WICHITA FALLS (KFDX/KJTL)—It’s that time of year many taxpayers dread when property owners have or will be receiving their annual property appraisals in the mail. Chief Appraiser, Lisa Stephens-Musick said if you aren’t happy with your new appraisal, you can file to protest it and have a hearing, but if you want to do that, you have to act fast.

When it comes to property taxes and property appraisals, Stephens-Musick said often times residents get the two mixed up.

“The appraisal district does not actually set taxes or collect taxes, we’re just establishing a value,” Stephens-Musick said.

Property tax rates for cities, counties, and other taxing districts are set by elected officials.
But if your property value goes up significantly, so does your tax bill, as it did last year.

“That was the most significant increase in value that we had ever seen, and so property owners were very concerned that their taxes would go up proportionately to the amount of appraised value, we had properties that went up on average of 25 percent,” Stephens-Musick said.

She said this year property owners are only looking at an average eight percent increase in their home value, which is low compared to most cities throughout the state.

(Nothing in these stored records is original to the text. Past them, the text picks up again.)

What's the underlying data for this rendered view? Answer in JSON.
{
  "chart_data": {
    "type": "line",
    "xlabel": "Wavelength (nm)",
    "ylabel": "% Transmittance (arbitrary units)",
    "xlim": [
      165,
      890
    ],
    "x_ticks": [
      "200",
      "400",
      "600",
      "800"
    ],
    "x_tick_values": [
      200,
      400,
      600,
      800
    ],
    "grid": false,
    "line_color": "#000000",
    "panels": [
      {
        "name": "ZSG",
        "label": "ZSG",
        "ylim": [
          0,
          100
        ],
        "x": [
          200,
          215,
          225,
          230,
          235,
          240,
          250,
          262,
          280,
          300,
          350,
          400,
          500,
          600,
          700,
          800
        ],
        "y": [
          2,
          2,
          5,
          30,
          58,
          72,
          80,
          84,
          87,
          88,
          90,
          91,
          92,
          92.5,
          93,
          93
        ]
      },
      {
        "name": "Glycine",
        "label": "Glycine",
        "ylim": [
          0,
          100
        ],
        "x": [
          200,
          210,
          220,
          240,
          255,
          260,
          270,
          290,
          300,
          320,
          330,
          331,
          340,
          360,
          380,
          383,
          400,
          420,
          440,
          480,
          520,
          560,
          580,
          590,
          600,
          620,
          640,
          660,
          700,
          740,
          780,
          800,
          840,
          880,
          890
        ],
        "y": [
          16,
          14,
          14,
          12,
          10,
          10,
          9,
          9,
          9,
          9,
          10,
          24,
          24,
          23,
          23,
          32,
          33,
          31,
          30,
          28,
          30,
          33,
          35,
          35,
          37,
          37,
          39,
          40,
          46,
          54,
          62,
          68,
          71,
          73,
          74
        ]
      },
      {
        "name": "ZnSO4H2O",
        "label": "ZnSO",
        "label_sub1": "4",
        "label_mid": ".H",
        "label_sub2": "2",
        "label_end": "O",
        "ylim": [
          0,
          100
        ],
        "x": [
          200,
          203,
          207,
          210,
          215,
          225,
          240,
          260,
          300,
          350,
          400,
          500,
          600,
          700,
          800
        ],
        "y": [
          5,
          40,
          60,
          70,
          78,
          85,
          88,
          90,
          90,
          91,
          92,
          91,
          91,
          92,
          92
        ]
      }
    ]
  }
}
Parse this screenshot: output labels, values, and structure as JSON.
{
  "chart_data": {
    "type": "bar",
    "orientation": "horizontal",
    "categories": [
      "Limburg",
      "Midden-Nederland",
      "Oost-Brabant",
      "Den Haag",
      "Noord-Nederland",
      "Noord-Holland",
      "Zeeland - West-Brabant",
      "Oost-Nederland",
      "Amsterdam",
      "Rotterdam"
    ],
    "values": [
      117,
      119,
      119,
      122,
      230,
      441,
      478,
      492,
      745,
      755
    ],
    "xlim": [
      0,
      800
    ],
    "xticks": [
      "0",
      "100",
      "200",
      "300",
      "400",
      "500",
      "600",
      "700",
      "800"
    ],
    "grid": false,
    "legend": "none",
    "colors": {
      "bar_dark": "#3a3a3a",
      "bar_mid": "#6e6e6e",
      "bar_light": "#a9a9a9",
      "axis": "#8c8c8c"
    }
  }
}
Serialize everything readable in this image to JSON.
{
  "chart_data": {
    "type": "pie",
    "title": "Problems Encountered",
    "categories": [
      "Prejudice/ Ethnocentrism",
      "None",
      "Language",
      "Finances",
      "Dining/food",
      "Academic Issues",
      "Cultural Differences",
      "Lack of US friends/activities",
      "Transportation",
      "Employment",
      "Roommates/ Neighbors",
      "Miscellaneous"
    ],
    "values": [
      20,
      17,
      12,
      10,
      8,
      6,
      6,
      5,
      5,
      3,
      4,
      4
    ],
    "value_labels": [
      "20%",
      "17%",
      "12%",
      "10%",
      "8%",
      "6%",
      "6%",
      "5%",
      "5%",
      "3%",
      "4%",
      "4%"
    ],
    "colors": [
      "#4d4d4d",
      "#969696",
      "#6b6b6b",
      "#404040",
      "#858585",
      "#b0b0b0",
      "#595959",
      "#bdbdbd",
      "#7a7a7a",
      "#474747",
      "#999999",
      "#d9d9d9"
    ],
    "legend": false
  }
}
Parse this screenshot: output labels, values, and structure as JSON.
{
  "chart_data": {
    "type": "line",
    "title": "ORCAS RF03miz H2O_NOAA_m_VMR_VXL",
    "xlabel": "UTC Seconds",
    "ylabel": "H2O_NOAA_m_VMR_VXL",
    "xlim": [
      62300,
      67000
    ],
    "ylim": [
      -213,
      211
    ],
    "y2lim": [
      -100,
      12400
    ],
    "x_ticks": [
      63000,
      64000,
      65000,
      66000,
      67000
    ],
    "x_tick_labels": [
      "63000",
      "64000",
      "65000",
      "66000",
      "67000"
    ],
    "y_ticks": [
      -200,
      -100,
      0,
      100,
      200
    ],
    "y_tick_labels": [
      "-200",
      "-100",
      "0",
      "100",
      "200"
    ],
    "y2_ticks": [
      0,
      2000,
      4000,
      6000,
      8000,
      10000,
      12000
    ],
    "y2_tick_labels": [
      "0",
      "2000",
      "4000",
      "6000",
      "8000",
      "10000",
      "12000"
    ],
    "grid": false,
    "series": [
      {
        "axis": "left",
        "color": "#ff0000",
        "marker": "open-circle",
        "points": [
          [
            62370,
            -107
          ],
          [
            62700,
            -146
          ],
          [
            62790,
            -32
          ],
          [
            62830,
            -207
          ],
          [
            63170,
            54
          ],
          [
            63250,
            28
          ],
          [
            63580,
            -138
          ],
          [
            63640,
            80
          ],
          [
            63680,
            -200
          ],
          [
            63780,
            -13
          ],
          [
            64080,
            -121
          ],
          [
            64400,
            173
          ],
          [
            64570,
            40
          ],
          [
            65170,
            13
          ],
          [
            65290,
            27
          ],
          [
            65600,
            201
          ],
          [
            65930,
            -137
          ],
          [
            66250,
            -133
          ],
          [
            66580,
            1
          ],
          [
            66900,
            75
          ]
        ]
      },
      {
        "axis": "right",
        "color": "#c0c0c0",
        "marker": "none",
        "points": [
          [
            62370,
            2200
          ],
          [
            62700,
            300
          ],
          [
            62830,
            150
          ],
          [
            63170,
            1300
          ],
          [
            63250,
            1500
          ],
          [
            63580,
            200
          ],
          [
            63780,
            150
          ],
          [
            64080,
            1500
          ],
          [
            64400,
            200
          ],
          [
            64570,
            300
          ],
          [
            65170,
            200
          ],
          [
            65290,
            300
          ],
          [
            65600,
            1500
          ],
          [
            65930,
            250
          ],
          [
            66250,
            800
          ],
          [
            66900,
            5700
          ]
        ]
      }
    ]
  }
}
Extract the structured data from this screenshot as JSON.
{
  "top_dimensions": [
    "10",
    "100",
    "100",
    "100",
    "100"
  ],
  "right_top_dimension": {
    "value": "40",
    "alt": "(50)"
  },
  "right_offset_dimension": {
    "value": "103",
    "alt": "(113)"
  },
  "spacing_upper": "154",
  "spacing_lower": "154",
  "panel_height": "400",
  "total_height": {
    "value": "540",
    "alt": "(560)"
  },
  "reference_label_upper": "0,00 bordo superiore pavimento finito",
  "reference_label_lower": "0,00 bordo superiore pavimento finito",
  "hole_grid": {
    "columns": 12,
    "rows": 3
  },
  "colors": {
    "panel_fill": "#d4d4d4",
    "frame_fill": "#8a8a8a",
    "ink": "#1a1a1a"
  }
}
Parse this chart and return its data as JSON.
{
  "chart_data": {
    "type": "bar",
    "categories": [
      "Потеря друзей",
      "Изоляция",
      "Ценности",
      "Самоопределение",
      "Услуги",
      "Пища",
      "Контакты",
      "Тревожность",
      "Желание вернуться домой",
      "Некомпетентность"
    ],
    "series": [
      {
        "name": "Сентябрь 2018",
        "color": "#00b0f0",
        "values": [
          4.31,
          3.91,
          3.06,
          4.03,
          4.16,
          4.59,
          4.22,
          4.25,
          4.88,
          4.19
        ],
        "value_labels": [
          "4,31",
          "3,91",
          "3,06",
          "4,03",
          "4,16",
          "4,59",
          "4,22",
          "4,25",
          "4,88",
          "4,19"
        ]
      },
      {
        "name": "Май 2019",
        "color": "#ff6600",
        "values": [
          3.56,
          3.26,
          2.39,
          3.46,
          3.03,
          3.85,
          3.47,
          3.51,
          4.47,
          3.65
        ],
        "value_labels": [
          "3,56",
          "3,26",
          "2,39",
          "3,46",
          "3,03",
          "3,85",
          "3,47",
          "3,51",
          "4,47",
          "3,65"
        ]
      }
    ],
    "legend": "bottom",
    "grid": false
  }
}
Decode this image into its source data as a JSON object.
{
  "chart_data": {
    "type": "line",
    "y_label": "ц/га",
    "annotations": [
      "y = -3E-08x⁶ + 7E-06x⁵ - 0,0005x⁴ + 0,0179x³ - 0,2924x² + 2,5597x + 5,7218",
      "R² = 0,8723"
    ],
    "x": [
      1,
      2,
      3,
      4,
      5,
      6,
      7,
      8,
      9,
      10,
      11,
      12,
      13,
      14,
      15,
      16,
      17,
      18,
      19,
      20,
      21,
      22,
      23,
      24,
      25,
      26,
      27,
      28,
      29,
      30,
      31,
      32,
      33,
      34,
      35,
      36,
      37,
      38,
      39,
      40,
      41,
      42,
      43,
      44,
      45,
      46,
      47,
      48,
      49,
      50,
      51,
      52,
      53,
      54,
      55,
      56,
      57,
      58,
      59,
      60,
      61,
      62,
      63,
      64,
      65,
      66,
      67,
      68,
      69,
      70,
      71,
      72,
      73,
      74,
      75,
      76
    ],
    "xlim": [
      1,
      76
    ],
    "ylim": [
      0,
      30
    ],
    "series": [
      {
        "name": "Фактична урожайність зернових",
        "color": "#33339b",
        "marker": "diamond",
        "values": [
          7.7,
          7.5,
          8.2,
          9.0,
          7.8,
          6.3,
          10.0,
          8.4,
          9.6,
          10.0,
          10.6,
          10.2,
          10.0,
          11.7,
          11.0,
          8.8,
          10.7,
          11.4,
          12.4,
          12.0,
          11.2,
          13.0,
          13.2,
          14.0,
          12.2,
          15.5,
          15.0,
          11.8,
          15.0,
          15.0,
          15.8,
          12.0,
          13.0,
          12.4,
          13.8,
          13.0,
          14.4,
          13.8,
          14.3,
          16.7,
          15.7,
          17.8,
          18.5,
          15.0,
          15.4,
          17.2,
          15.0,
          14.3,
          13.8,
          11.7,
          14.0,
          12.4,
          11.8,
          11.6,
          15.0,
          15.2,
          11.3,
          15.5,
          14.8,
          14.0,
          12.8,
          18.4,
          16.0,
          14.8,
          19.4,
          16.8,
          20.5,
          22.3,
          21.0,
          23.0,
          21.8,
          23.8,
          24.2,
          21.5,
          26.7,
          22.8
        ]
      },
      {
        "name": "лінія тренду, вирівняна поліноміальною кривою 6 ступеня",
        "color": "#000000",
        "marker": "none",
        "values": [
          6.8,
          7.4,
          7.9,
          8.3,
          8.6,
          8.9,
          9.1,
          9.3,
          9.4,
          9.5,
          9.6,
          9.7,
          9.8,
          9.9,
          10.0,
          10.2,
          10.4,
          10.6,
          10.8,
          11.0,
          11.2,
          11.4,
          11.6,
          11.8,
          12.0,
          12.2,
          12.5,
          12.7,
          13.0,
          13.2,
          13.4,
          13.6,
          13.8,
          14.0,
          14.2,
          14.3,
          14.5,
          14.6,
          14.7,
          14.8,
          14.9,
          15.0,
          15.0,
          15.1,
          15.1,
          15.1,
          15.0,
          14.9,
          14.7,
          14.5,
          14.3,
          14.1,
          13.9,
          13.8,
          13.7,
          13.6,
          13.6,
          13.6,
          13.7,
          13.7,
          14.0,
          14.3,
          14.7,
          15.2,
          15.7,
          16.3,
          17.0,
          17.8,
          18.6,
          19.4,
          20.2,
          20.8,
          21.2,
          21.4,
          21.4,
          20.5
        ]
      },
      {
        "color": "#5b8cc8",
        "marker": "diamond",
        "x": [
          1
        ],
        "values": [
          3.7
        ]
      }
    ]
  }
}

“A lot of the appraisal districts are reporting that they’re still going up 20 and 30 percent I’ve only heard of one appraisal district that has gone down and that was Williamson County,” Stephens-Musick said.

Stephens-Musick said if you aren’t happy with your appraisal, you can dispute it.

“If you don’t come to some agreement, or you don’t understand what the appraiser says after you’ve spoken with them, there’s a form in your appraisal notice, and you can mail that in you also have information in your notice that you can file on our online portal,” Stephens-Musick said.

She says another way to cap your property’s taxable value, is filing for a homestead exemption.

“That protects your property, the taxable value of it, the market value can go up you know 50 percent, but the taxable value on your homestead property can only go up 10 percent after you’ve had the exemption for a year,” Stephens-Musick said.

All great tips, but ultimately, Stephens-Musick said if you’re confused about your appraisal or have any questions, don’t hesitate to reach out to her office and they will work to ensure everything is understood and as clear as possible.

Stephens-Musick said most of the appraisal notices were sent out on April 15th and said you have 30 days to file a protest. She says the deadline for the majority of residents is May 15th.